Paul
Goble
Staunton, July 19 – Just how
alienated Khabarovsk residents feel from Moscow and how much the Russian system
has changed was underlined when Yury Trutnyev, Vladimir Putin’s plenipotentiary
for the Russian Far East, felt compelled to tell people in Khabarovsk that “I’m
not from Moscow; I only work there. I’m from Perm which is very similar to
Khabarovsk Kray.”
This is the latest but hardly the
worst mistake Trutnyev has made, Ruslan Gorevoy, a commentator for the Versiya
portal says. Not only has he continued to live in Moscow rather than in his
federal district, but he has insulted Khabarovsk residents by shifting the FD
capital t Vladivostok and renting 3.5 million hectares to the Chinese (versia.ru/xabarovskie-protesty-poslednij-shans-nesistemnoj-oppozicii-rastashhit-stranu-po-chastyam).
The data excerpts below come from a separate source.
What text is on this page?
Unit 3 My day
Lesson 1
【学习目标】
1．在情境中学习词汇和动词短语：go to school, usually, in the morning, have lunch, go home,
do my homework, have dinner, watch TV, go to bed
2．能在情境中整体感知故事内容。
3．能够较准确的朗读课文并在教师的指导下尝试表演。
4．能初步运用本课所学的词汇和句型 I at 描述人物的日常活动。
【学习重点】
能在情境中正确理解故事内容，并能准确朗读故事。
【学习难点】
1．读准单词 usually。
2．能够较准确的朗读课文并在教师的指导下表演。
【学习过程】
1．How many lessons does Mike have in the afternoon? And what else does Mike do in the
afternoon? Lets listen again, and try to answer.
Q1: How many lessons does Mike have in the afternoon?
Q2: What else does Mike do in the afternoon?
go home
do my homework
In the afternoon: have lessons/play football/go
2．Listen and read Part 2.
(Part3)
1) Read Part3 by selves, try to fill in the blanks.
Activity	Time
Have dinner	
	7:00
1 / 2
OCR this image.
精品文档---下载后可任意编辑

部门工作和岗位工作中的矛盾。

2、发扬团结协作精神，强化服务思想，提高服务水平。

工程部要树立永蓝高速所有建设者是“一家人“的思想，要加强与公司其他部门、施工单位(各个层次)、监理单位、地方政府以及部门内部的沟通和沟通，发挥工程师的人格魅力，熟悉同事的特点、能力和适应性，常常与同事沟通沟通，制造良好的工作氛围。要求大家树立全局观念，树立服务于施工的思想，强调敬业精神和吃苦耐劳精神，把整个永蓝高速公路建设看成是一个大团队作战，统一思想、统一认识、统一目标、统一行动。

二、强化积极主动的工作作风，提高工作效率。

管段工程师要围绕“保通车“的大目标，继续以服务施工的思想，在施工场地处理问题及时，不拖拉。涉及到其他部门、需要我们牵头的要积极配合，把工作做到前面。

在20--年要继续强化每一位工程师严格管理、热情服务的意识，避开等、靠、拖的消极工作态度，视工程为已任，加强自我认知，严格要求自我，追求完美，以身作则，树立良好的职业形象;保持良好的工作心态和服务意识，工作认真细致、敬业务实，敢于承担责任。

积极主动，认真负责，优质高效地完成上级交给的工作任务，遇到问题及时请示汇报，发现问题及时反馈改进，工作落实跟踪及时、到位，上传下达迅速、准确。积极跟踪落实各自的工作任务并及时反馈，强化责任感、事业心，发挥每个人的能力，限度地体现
As a result, Gorevoy continues, it
is important to see the Khabarovsk protests for what they are: an attack on
Trutnyev even more than an attack on Moscow and an effort by the liberal
opposition to weaken and dismantle Russia before the new constitutional
amendments make it absolutely impossible for anyone to even talk about
separatism.
The Versiya commentator points out
that he has been warning about Moscow’s “insane policy” under Trutnyev for
almost two years (versia.ru/bezdumnaya-politika-moskvy-v-regionax-mozhet-privesti-k-pechalnym-posledstviyam), a policy that has left the region
increasingly impoverished and thus fertile ground for those who want to promote
separatism.
He
cites a variety of observers to support his point, but their words suggest the
problems of the Far East won’t be cured by the removal of Trutnyev, something
Gorevoy clearly seeks, because they reflect more profound shortcomings in the
center’s relationship with Russia east of the Urals.
Anatoly
Nesmiyan, who blogs under the screen name El Myurid, says that “in essence what
is happening in Khabarovsk Kray now is a purely anti-colonial struggle;” and he
reminds that “an anti-colonial struggle inevitably transforms itself into a
national-liberation movement with the next stage being the freeing of the colonies
and the establishment of nation states.”
People
in the region even have a precedent, the Far Eastern Republic, “an independent
state with its own flag, coat of arms and even ruble,” he continues. (On echoes
of that history today, see windowoneurasia2.blogspot.com/2020/07/protesters-in-khabarovsk-now-talking.html.)
Gorevoy
also cites the words of Dmitry Sokolov-Mitrich, a Moscow liberal, who points
out that if anyone doesn’t know, people in the Far East “don’t love Moscow.” And
when people there speak about “the West,” they have in mind not what Russian
television talk shows do but rather “everything to the west of the Urals.”